“Earth is a Place in Hell”
British born Scarlxrd is just as renowned for his exceptional visuals as he is his unique musical style. Featuring both heavy metal and rap influences, his self-described ‘trap-metal’ is a juxtaposition of genres that works better than you might initially think. We sat down with the Wolverhampton native to talk all things music, style and his take on social media.
I know your real name is not Scarlxrd but why Scarlxrd?
There’s no other name that I can call myself. But it’s the perfect name to describe who I am as an artist.
Where did it come from?
Biblical references have always kind of inspired me. I’m not religious but that’s always inspired so that’s where the lord aspect comes from. Scar has always been, it has many meanings to me, from the character in Lion King to being cut and having it be there permanently.
Describe your personality in one word.
Beautiful. I don’t know, seriously though if I could describe my personality erm…
Or three words to describe your personality?

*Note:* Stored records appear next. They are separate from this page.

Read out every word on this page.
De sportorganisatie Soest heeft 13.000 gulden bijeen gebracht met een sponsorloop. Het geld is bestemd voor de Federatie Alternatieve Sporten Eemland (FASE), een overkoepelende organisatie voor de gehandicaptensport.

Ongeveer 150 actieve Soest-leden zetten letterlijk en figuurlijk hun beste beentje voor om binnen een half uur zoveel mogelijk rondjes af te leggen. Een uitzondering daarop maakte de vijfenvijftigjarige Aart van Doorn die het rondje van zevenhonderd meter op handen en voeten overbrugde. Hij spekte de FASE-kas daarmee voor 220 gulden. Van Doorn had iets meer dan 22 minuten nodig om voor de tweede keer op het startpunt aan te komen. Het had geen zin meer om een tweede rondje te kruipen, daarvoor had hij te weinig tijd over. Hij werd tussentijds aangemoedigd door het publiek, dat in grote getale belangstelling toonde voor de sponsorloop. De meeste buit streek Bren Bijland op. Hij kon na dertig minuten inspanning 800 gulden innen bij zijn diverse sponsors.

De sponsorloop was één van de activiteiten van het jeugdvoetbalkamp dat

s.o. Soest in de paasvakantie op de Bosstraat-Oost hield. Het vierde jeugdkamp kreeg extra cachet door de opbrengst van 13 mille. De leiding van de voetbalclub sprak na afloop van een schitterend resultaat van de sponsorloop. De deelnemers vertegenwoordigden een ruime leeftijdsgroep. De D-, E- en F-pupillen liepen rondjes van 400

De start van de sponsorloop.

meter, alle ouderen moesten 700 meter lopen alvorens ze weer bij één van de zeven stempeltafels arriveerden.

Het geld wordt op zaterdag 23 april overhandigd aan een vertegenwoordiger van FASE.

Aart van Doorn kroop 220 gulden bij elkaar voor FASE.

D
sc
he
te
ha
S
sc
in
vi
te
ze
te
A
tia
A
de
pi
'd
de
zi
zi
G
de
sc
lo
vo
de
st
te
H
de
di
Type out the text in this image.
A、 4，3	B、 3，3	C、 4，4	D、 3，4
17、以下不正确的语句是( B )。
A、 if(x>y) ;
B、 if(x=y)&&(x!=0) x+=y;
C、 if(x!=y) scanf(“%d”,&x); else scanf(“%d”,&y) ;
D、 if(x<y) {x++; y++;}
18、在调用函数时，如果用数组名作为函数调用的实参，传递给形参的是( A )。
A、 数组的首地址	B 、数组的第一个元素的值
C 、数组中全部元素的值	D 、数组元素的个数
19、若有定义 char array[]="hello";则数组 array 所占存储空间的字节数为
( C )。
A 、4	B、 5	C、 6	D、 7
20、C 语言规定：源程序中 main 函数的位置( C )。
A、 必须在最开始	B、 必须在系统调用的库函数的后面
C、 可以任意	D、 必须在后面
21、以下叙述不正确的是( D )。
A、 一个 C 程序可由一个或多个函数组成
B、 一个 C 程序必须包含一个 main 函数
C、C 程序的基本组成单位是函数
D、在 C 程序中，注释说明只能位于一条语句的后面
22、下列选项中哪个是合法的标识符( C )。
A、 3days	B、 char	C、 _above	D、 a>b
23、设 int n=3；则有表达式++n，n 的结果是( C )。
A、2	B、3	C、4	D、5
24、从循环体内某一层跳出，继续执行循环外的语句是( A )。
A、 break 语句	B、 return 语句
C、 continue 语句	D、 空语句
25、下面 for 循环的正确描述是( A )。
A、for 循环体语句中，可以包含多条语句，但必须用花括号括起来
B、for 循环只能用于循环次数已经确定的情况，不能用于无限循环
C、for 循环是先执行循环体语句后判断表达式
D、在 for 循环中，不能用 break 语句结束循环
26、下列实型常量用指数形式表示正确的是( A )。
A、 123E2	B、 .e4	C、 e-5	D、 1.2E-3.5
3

Ok, it’s liquid, mechanical, it’s not here I can’t explain it, calculated I guess.
Describe your style in one word.
You like a lot of black, you wear a lot of black, what is it with black that you like?
It just makes things easier, I actually don’t like dressing myself… as in, I don’t like having to decide what to wear. I feel like it’s such a waste of my brain power to wake up in the morning and say “f*ck! I want to look fresh, I want to look dope, I want to have people look at me and say ‘shit I’m heat, dripping,” but I don’t want to have to think about it, so having everything black is like, it makes things a lot easier.
What advice would you give to young people going through stuff that they feel is draining, like you said with YouTube, you said it was draining, and a lot of people are living like that right now, especially a lot of youth, because they only thing they can look to is social media and the internet, which also can be draining, so what advice would you give to young people?
Stay off social media for a week. Take a break from social media, spend some time with yourself, learn to love yourself and that is surprisingly not difficult when you step away and maturely want to better yourself, you kind of have to want to feel better to make those steps and give yourself the props and give yourself the pat on the back and saying ‘listen, I’m sad I’m depressed and whatever but I’m willing to get better’ and it’s a battle for sure, but battles can be won.
How does it feel when someone overcomes that battle?
It’s liberating man, it’s liberating, I was down as f*ck before I started making music, I was in a horrible space, and it was the music that took me and uplifted me and offered me a different perspective and gave me a voice to speak to other people, I am no prophet I am no preacher, I’m no motivational speaker I’m no one to give anyone advice I can only talk from what I’ve experienced and how I got over things, so sometimes topics like this I kind of tend to not weigh in on because I can come across insensitive sometimes and that’s never my intention, having been there and experienced things the way I’ve experienced and got out, I will only speak my truth, I’m not here to be this guy that’s like ‘look up to me and everything will get better’, this is me and I’m going to present myself, take what you will, be inspired by it if you want, hate it if you want, love it if you want, it’s there, it’s just there.